ISLAMABAD: Pakistan is currently facing five major economic challenges that are leading to a rise in poverty and social vulnerabilities, according to the Ministry of Finance. The announcement comes a day after the dissolution of the national assembly and the federal cabinet.
In its first quarterly performance report to the Asian Development Bank (ADB), the Ministry of Finance highlighted the progress made in the utilization of funds for the “Building Resilience with Active Country-cyclical Expenditures” (BRACE) program, which received $1.5 billion. The report stated that 41.5% of the budget allocated for social protection was utilized in the quarter ending on December 31, 2022.
The report further revealed that current expenditures increased by 30%, reaching Rs6.061 trillion in July-December FY23, compared to Rs4.676 trillion in the same period of the previous year. A significant part of this increase was due to higher mark-up payments, which rose by 77% due to increased servicing on domestic and foreign debt caused by higher interest rates. The Public Sector Development Programme (federal and provincial) experienced a modest growth of 4.5% during the first half of the current fiscal year.
Total expenditures also witnessed a growth of 19.8% to Rs6.382 trillion in July-December FY23, compared to Rs5.328 trillion in the same period of the previous year. Total revenue, during the first half of FY23, increased by 18.8% to reach Rs4.699 trillion, with non-tax collection contributing to a 26.4% increase, while tax collection grew by 17%.
The report emphasized that the government is taking measures to support the business and agriculture sectors in order to generate employment, protect against job losses, and ensure food security. However, it also acknowledged the persistence of several challenges that continue to impact the national economy.
The first challenge listed is high fuel prices, worsened by steep exchange rate depreciation. Not only do high fuel prices directly reduce petroleum product consumption, but they also affect sectors such as electricity production, industrial demand, goods transportation, mining, construction, and others.
The second challenge is the impact of the Russian-Ukraine war on the economy of Pakistan, particularly on edible oil prices. Edible oil has a significant impact on GDP and household consumption, with a greater effect observed among poor households. As Pakistan heavily relies on imported palm oil, any upward shock in prices can lead to a deterioration in the diet quality of children.

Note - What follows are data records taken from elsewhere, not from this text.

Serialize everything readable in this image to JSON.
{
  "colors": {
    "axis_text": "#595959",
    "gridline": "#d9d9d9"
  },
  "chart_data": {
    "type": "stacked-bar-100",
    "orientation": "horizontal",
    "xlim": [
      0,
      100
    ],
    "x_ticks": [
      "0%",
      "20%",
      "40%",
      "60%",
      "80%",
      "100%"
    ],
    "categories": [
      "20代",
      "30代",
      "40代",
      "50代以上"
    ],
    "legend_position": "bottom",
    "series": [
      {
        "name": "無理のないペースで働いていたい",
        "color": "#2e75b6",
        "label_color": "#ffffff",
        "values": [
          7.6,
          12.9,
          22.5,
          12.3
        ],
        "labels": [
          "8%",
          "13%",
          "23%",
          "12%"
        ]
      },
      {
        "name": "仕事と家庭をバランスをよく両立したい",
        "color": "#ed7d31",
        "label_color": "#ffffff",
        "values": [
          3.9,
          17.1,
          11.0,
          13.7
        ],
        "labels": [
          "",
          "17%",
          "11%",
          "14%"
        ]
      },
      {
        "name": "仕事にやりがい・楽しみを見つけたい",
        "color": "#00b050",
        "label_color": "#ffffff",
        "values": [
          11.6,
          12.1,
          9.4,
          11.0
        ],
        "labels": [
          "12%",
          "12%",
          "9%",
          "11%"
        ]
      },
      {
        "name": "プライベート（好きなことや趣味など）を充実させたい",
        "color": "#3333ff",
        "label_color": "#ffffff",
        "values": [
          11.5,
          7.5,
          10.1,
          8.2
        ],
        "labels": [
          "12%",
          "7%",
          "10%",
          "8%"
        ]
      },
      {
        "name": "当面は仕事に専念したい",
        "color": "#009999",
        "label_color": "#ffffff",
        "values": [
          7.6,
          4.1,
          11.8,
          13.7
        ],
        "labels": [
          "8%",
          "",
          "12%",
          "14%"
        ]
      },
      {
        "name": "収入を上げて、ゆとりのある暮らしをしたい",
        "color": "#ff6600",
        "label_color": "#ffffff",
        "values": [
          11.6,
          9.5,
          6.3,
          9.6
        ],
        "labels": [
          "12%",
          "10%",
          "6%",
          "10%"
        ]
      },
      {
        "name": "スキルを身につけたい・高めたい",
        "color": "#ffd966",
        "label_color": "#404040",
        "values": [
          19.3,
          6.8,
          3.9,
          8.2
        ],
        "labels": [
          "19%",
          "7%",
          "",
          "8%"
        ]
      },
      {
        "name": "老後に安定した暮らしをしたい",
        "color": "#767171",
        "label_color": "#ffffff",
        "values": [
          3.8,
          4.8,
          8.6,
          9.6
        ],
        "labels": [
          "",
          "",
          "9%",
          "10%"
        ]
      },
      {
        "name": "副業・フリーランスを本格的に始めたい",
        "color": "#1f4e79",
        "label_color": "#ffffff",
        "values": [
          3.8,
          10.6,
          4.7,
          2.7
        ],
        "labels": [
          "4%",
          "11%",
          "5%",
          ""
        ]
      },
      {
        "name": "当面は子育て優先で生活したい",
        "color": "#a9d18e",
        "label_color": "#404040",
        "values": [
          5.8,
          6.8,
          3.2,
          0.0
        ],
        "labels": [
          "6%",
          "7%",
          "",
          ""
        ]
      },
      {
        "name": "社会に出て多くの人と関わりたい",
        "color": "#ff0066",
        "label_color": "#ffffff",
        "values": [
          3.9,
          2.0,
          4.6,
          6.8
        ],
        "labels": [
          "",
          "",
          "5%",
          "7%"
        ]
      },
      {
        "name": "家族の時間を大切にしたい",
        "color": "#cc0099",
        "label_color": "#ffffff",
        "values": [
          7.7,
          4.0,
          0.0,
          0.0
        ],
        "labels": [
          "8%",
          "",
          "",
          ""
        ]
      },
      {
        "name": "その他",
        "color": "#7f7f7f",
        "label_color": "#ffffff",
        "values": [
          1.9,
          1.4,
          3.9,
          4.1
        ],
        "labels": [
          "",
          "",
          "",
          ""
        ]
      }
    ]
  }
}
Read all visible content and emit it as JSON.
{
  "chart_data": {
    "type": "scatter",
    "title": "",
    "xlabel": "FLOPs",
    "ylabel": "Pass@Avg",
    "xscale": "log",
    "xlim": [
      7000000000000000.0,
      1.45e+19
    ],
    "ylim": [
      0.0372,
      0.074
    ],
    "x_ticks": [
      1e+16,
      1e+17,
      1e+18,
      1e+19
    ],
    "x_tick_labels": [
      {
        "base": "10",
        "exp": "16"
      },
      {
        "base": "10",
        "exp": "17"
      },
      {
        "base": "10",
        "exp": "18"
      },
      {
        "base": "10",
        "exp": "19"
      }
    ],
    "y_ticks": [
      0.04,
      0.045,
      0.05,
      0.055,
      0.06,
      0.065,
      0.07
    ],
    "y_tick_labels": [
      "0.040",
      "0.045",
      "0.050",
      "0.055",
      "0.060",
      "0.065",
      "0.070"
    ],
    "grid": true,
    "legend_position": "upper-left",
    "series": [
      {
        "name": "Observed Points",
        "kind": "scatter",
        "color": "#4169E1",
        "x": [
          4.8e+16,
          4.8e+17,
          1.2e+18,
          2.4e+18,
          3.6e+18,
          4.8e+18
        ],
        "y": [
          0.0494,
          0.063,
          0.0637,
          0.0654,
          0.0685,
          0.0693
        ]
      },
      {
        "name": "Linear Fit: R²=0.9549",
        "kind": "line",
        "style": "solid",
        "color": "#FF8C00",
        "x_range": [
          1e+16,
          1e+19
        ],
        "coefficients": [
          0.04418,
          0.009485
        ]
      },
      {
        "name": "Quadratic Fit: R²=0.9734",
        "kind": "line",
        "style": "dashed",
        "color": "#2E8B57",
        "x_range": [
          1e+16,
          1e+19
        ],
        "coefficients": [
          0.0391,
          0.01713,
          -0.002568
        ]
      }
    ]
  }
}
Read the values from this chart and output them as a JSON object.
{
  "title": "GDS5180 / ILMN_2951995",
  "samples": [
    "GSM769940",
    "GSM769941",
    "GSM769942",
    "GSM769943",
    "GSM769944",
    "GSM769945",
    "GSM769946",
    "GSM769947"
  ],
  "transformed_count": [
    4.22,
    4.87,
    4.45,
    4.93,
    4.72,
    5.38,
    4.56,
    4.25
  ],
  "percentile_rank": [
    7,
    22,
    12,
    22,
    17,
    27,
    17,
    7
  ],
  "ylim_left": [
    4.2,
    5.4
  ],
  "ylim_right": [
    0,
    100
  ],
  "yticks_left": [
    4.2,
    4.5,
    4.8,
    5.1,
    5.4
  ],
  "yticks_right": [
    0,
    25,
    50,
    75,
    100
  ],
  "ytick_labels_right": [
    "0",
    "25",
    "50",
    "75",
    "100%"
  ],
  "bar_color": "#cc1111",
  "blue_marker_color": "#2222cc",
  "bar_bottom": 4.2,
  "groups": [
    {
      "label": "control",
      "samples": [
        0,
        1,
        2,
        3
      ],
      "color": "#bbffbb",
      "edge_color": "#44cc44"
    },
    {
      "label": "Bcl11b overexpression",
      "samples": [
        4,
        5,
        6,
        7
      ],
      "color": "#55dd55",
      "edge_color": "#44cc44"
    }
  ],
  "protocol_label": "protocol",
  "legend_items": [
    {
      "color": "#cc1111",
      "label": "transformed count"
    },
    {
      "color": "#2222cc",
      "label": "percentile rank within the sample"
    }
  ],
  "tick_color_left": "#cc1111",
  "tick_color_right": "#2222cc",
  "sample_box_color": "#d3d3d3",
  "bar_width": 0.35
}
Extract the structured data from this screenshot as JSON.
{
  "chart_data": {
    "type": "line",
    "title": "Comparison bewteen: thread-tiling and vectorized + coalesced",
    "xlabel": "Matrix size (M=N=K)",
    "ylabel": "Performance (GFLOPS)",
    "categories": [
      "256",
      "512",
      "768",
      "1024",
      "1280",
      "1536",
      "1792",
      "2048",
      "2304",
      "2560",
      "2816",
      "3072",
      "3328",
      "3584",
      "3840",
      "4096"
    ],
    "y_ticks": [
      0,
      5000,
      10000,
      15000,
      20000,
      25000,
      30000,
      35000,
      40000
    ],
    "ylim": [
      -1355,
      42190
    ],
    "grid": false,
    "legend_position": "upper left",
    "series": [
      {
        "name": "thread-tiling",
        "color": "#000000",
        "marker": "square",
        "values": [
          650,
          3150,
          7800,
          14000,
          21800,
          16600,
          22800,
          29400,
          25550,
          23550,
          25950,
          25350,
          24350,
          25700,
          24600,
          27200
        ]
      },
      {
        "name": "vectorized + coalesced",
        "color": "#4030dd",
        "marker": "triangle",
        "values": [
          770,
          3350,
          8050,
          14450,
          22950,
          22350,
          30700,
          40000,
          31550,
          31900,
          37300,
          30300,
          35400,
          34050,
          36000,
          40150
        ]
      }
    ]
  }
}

The third challenge is the ongoing issue of rising poverty. The report highlights that the Russian-Ukraine war crisis has had a serious impact on poverty rates, potentially pushing millions more people into poverty due to the devastation caused by the 2022 floods. Any expansion of the Benazir Income Support Programme or cash handouts can further strain the fiscal deficits.
Record inflation is another key challenge mentioned in the report, with food inflation being the highest in the history of Pakistan. The increase in prices of petroleum products, electricity, and gas, along with currency depreciation, negatively impact household consumption and lead to greater poverty, especially in rural areas.
Lastly, the report highlights the lingering effects of the 2022 floods, which have led to lower economic growth, increased poverty, food insecurity, and deteriorating diet quality, primarily in rural areas.
Overall, the Ministry of Finance recognizes the need to address these challenges in order to alleviate poverty, ensure food security, and improve the overall well-being of the Pakistani people.